Yeah and did you know…
Mister Rogers’ Neighborhood began airing in 1968 and ran for 895 episodes; the last set of new episodes was taped in December 2000 and began airing in August 2001. At its peak, in 1985, 8% of U.S households tuned in to the show.
- Each episode began the same way: Mister Rogers is seen coming home, singing his theme song “Won’t You Be My Neighbor?”, and changing into sneakers and a zippered cardigan sweater (he stated in an interview for Emmy TV that all of his sweaters were knitted by his mother).
- In a typical episode, Rogers might have an earnest conversation with his television audience, interact with live guests, take a field trip to such places as a bakery or a music store, or watch a short film.
- Typical video subjects included demonstrations of how such inanimate objects as bulldozers and crayons work or are manufactured.
- Each episode included a trip to Rogers’ “Neighborhood of Make-Believe” featuring a trolley with its own chiming theme song, a castle, and the kingdom’s citizens, including King Friday XIII. The subjects discussed in the Neighborhood of Make-Believe often allowed further development of themes discussed in Mister Rogers’ “real” neighborhood.
- Mister Rogers often fed his fish during episodes. They were originally named Fennel and Frieda.
- Typically, each week’s episode explored a major theme, such as going to school for the first time.
- Originally, most episodes ended with a song entitled “Tomorrow”, and Friday episodes looked forward to the week ahead with an adapted version of “It’s Such a Good Feeling.” In later seasons, all episodes ended with “Feeling.”
Visually, the presentation of the show was very simple, and it did not feature the animation or fast pace of other children’s shows, which Rogers thought of as “bombardment”. Rogers also believed in not acting out a different persona on camera compared to how he acted off camera, stating that “One of the greatest gifts you can give anybody is the gift of your honest self. I also believe that kids can spot a phony a mile away.” Rogers composed almost all of the music on the program.[note 1] He wanted to teach children to love themselves and others, and he addressed common childhood fears with comforting songs and skits.

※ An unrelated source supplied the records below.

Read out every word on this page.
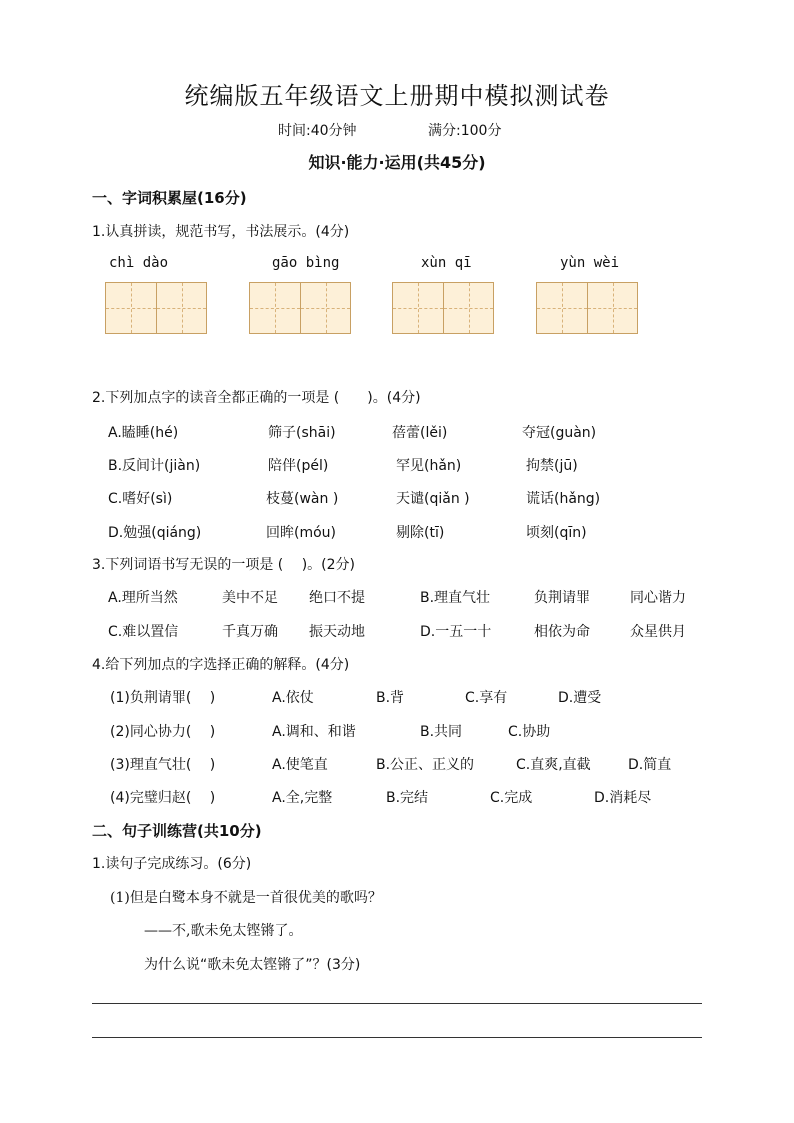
统编版五年级语文上册期中模拟测试卷
时间:40分钟	满分:100分
知识·能力·运用(共45分)
一、字词积累屋(16分)
1.认真拼读，规范书写，书法展示。(4分)
chì dào	gāo bìng	xùn qī	yùn wèi
2.下列加点字的读音全都正确的一项是 (　　)。(4分)
A.瞌睡(hé)	筛子(shāi)	蓓蕾(lěi)	夺冠(guàn)
B.反间计(jiàn)	陪伴(pél)	罕见(hǎn)	拘禁(jū)
C.嗜好(sì)	枝蔓(wàn )	天谴(qiǎn )	谎话(hǎng)
D.勉强(qiáng)	回眸(móu)	剔除(tī)	顷刻(qīn)
3.下列词语书写无误的一项是 (　 )。(2分)
A.理所当然	美中不足 绝口不提	B.理直气壮	负荆请罪	同心谐力
C.难以置信	千真万确 振天动地	D.一五一十	相依为命	众星供月
4.给下列加点的字选择正确的解释。(4分)
(1)负荆请罪(　 )	A.依仗	B.背	C.享有	D.遭受
(2)同心协力(　 )	A.调和、和谐	B.共同	C.协助
(3)理直气壮(　 )	A.使笔直	B.公正、正义的	C.直爽,直截	D.简直
(4)完璧归赵(　 )	A.全,完整	B.完结	C.完成	D.消耗尽
二、句子训练营(共10分)
1.读句子完成练习。(6分)
(1)但是白鹭本身不就是一首很优美的歌吗？
——不,歌未免太铿锵了。
为什么说“歌未免太铿锵了”？(3分)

For example, one of his famous songs explains how a child cannot be pulled down the bathtub drain because he or she will not fit. He even once took a trip to the Children’s Hospital of Pittsburgh to show children that a hospital is not a place to fear. During the Gulf War (1990–91), he assured his audience that all children in the neighborhood would be well cared for and asked parents to promise to take care of their own children. The message was aired again by PBS during the media storm that preceded the 2003 invasion of Iraq.
I care about Mr. Rogers and “honest self” is a really good word pair.
this is really nice but the gif really bothers me. like how does this go with the post.